Sekundäre Ziele sind Symptomkontrolle (z. B. Müdigkeit durch Hyperglykämie (Überzuckerung), Reduktion glykämischer Schwankungen, Steigerung der Lebensqualität, Prävention bzw. Verlangsamung von Folgekomplikationen sowie – wo sicher möglich – Vereinfachung oder Reduktion der Medikation (insbesondere bei Gewichtsreduktion) [1-3].
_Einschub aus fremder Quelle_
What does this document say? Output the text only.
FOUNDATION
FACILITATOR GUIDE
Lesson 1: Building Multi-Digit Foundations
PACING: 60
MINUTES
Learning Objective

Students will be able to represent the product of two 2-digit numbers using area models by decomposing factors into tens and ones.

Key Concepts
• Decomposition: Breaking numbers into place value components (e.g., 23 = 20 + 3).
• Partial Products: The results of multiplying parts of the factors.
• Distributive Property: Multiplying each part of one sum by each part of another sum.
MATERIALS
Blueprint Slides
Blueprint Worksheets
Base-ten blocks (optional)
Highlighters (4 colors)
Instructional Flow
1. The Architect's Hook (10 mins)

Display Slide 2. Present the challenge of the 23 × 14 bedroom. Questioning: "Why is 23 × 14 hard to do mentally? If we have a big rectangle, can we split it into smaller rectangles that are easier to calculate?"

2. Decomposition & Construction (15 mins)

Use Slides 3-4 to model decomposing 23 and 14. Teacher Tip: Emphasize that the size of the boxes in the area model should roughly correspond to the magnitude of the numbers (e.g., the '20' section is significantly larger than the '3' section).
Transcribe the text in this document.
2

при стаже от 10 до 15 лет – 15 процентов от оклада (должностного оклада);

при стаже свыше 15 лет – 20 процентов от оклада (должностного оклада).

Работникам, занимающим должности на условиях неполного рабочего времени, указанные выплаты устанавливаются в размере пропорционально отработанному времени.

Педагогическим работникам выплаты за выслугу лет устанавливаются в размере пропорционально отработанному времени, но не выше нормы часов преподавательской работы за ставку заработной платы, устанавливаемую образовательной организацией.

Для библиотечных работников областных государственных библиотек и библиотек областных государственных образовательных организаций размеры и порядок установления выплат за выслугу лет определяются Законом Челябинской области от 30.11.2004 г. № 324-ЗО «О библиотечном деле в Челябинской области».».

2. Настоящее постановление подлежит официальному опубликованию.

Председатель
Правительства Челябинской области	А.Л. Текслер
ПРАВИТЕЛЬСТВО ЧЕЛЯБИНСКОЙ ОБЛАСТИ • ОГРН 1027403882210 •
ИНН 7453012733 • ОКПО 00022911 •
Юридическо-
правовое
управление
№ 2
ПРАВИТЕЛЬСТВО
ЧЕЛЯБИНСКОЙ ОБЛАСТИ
Leitlinienlogik (Indikation → Intervention → Monitoring → Risiken):

  • Die Indikation zur strukturierten Ernährungstherapie besteht grundsätzlich.
  • Die Intervention wird nach Ausgangslage priorisiert [1, 2, 7]:
    • Gewichtsreduktion (bei Übergewicht/Adipositas)
    • Verbesserung der Lebensmittelqualität (Ballaststoffe, geringere Energiedichte, weniger hochverarbeitete Lebensmittel)
    • Anpassung der Kohlenhydratstrategie (z. B. moderat kohlenhydratreduziert oder mediterran)
    • Protein- und Natriumstrategie bei diabetischer Nierenerkrankung
  • Das Monitoring umfasst Verlaufskontrollen von HbA1c, Glucoseprofil, Gewicht/Taillenumfang, Blutdruck, Blutfetten, Nierenparametern und – unter bestimmten Medikamenten – Hypoglykämien (Unterzuckerungen).
  • Risiken ergeben sich v. a. aus restriktiven Diäten, Interaktionen mit Antidiabetika (blutzuckersenkende Medikamente) sowie potentiellen Nährstoffverschiebungen [1, 2].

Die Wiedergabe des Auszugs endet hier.